My god that’s such a moronic and sick quote. There are plenty of other companies where you can execute on that philosophy that aren’t consumed by assholism.
As I see it, at this point, Elon has become toxic to the Tesla brand. Nobody has a "I bought it before I knew the CEO was a dick" bumper sticker on the back of a Chevrolet. Going forward, how many people who thought of Teslas as cool and aspirational in 2019, and are now ready to make the EV leap, are shopping Ford and Hyundai instead because of his embarrassing presence. This was a great way to try to flush him off of the brand.
I also suspect the EV market is enterring a new phase, and I believe it requires different management priorities and personalities.

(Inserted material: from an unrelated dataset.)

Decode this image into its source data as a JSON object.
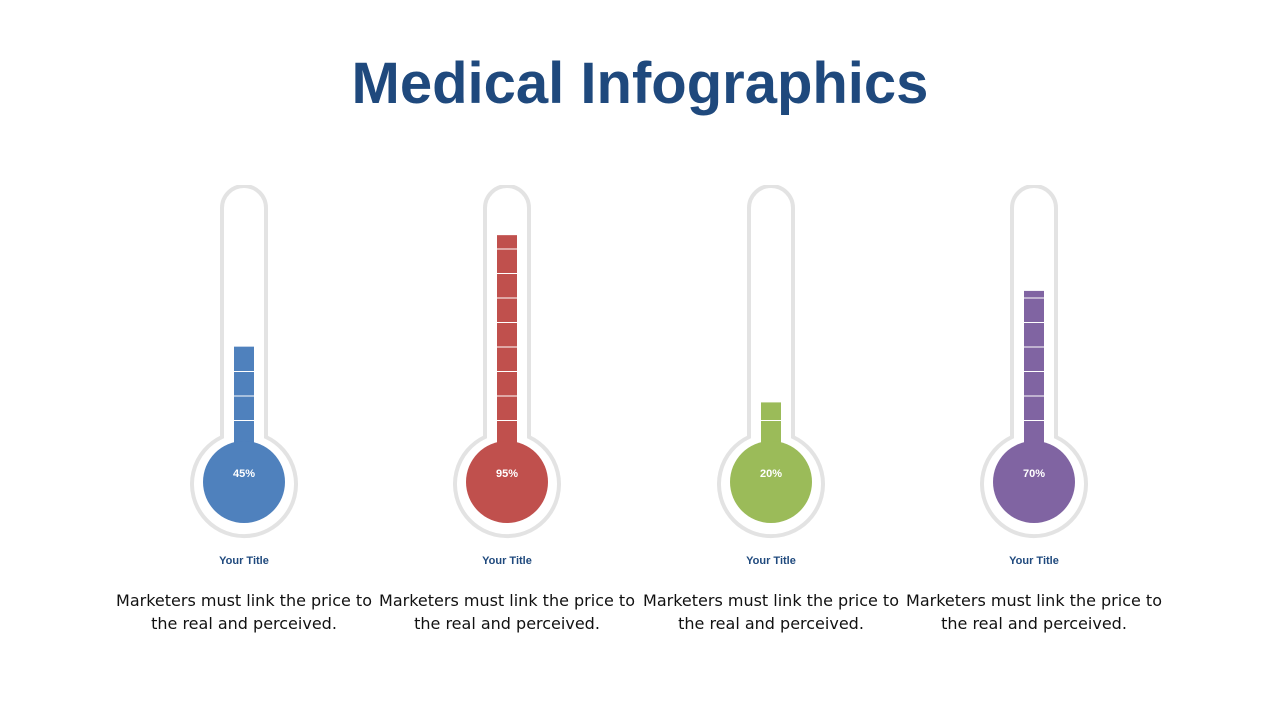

It's one thing to lead a startup into a largely greenfield market, but now the competition is established firms realizing "That 2030/2035/2040 ICE ban deadline isn't that far away, and we don't want to be holding the bag". We're no longer in the phase of visionaries flinging stuff at the wall to see what sticks, it's an increasingly established market where we should be acting based on understanding customer needs and tastes.
At a tech level, Tesla has a few years' edge on the broader market, particularly with regards to established supply chains and charging networks, but I worry they're not using that lead time to build a moat in areas regular consumers care about. The Cybertruck is a blatant example-- it's hardly going to poach F-150 Lightning buyers-- but their broad fit-and-finish issues and the tendency to be treating cars like a software product with regular patches are things that are tolerable for the early-adopter crowd, but no longer resonate when they're one brand among many.
Don't tell me about self-driving or robotaxis. Tell me how you're going to make sure the 2034 Model 3 is going to out-compete the inevitable Civic and Corolla EVs.